Klima
Grüner Wasserstoff wird immer günstiger

Das energiereiche Gas wird zunehmend konkurrenzfähig – auch bei nachhaltiger Herstellung. Für Branchen wie Stahl, Chemie oder Luftfahrt könnte das der entscheidende Schritt in eine CO2-freie Zukunft sein.

Wasserstoff CO2-freie Wirtschaft ist kein Hirngespinst (Foto: ThyssenKrupp)

Einer Untersuchung des Consulters McKinsey zufolge kann grüner Wasserstoff in begünstigten Regionen wie Südamerika, Australien oder Nordafrika für 1,15 Euro pro Kilogramm produziert werden. Damit ist er wettbewerbsfähig mit grauen Wasserstoff.

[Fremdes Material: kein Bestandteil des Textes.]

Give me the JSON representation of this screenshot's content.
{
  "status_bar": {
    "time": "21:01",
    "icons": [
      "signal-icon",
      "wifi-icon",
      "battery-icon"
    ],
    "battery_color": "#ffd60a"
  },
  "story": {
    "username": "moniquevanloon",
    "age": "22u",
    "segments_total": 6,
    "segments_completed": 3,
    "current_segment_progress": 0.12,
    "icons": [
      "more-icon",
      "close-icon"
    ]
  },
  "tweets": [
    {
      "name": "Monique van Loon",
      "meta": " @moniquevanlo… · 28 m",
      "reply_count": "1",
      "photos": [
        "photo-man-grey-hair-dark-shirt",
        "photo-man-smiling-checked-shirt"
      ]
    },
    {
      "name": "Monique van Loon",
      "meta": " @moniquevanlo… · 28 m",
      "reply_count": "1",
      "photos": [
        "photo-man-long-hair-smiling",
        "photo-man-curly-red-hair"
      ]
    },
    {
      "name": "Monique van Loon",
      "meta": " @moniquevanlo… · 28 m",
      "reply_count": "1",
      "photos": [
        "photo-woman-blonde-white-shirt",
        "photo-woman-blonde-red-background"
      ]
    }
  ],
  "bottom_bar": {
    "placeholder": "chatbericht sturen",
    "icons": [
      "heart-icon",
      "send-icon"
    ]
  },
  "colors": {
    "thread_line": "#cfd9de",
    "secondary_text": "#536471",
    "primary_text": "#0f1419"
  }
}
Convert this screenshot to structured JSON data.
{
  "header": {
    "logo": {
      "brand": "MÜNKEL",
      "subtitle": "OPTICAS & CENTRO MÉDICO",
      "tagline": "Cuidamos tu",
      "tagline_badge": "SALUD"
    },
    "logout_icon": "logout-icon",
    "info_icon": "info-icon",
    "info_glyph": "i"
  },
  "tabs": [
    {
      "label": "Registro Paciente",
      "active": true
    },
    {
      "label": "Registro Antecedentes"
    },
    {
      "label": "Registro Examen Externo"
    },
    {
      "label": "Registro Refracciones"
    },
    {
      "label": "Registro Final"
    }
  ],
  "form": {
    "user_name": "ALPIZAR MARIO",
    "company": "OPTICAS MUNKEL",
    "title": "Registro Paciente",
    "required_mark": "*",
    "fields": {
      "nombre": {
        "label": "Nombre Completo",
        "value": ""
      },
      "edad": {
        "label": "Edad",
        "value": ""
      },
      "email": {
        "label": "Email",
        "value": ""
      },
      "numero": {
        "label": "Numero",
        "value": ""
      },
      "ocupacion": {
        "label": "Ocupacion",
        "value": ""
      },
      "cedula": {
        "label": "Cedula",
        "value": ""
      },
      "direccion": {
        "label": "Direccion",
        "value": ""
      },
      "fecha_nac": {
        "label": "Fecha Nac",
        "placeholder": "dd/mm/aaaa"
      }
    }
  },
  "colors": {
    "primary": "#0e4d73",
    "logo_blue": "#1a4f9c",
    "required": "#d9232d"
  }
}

Der sogenannte graue Wasserstoff wird in der Regel durch chemische Prozesse, die sogenannte Reformierung, aus Erdgas gewonnen und ist daher nicht klimaneutral. Das als grüner Wasserstoff bezeichnete Gas entsteht dagegen durch Elektrolyse, bei der unter Einsatz von nachhaltig gewonnenem Strom, Wasser in seine Bestandteile Wasserstoff und Sauerstoff zerlegt wird. Beide Arten von Wasserstoff sind chemisch gleich. Industrien wie die Chemie oder Stahl sind, wenn sie ihre Prozesse klimaneutral gestalten wollen, auf den Einsatz von grünem Wasserstoff angewiesen.

Die Studie, die McKinsey für den Hydrogen-Council, einer Vereinigung von über 100 großen Unternehmen wie Linde, Toyota oder Airbus, erstellt hat, ist optimistisch. In einzelnen Sektoren wie dem LKW-Verkehr könnte Wasserstoff schon in sieben Jahren preislich mithalten. Erstaunlich ist nach Meinung der Consulter das Tempo der Entwicklung. Noch vor wenigen Jahren existierten Elektrolyse-Anlagen fast ausschließlich im Laborformat. Inzwischen gibt es Elektrolyseprojekte für 2030 im Umfang von 36 Gigawatt. Im vergangenen Jahr waren es noch etwa sechs Gigawatt. McKinsey geht davon aus, dass sich die privaten Investitionen bis zum Ende des Jahrzehnts auf mehr als 250 Milliarden Euro ansammeln.

Ein funktionierender Markt für grünen Wasserstoff sei erst im Aufbau. „Innerhalb der nächsten Dekade wird sich ein globaler Markt für grünen Wasserstoff entwickeln. Treiber dieser Entwicklung dürften Länder wie Japan oder Südkorea sein“, sagt Bernd Heid, Wasserstoff-Experte bei McKinsey, dem Düsseldorfer Handelsblatt. Der Bedarf dieser Länder sei noch höher als der von Europa.

Spaniens Sonne

Lieferländer werden vor allem weiträumige Länder des Südens sein, die von Sonne, Wind und Raum begünstigt sind. Europa wird nach Einschätzungen von Experten nur etwa die Hälfte seines Bedarfs selbst herstellen können – Deutschland sogar nur etwa ein Drittel. Innerhalb Europas nehmen Spanien und Portugal eine Ausnahmestellung ein. Sie verfügen vor den Küsten über windreiche Areale und sind von der Sonne verwöhnt. Ein Zusammenschluss von 30 Firmen will schon im kommenden Jahr anfangen, grünen Wasserstoff auf der Iberischen Halbinsel zu produzieren. Bis zum Ende des Jahrzehnts soll der Preis dafür unter die magische Marke von 1,50 Euro fallen.